You might need to modify the code above depending on the specifics of your app and tests (for example, I patch my app’s settings module rather than os.environ directly), but I’ve been using a similar file for a few weeks, and it’s been working well. Now, if you wanted to test user creation with actual database transactions, you could run something like the following:

# src/tests/integration/test_user.py

def test_user_creation(faunadb_client):
  username = "burgerbob"
  created_user = faunadb_client.create_user(
    username=username,
    password="password1234"
  )
  assert created_user['username'] == username

  all_users = faunadb_client.all_users()
  assert len(all_users) == 1

If you want to see the full test and FaunaDB client code, I have an example in the repo for this tutorial.

Conclusion

There you have it: a full FaunaDB setup for local development and testing (as long as you’re using Python).

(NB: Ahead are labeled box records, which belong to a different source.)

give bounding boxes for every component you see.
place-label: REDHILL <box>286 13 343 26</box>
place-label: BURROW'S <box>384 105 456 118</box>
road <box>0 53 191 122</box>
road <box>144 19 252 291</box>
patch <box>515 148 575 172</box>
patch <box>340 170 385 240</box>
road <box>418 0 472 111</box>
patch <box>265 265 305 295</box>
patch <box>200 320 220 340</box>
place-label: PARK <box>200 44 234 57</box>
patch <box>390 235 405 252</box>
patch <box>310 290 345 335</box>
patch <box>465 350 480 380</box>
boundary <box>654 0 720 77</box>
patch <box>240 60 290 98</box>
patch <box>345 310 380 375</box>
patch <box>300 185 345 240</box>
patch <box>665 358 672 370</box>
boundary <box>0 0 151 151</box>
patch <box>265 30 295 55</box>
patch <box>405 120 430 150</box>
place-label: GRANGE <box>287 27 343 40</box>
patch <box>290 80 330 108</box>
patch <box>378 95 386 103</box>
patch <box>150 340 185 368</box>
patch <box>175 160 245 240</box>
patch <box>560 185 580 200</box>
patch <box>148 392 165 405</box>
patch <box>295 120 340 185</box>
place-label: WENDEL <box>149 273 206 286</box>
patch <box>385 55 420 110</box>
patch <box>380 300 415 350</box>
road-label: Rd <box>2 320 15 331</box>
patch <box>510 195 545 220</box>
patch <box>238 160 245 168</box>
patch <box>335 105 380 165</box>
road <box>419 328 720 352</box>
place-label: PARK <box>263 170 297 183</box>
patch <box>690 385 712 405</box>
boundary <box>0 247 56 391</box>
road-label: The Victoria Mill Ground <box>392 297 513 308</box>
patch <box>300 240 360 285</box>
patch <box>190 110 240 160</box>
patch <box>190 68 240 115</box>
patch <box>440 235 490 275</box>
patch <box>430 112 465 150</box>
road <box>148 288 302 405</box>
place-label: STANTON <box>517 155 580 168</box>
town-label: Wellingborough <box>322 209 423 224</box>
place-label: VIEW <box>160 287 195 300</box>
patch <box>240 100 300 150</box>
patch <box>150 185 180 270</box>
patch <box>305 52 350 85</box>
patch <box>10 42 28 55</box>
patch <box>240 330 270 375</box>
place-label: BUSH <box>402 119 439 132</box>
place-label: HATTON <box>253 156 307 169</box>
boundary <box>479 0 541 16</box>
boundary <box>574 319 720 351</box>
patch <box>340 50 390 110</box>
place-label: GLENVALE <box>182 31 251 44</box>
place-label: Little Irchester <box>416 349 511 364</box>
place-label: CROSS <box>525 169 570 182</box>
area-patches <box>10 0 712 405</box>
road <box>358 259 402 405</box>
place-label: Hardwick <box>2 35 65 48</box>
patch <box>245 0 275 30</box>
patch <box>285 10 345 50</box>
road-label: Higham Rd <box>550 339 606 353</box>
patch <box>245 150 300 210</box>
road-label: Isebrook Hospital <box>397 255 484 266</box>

Thanks to its GraphQL interface, service-agnostic architecture, and its ability to model complex data relationships, I think FaunaDB is a solid choice for data persistence for any serverless application. The documentation for setting up a local instance of FaunaDB, however, is a bit sparse. So, I had to figure it out by piecing together disparate posts and code samples, but, as you can see, it’s not too complicated once you know the necessary commands and configuration. So, give FaunaDB a try for your next serverless project.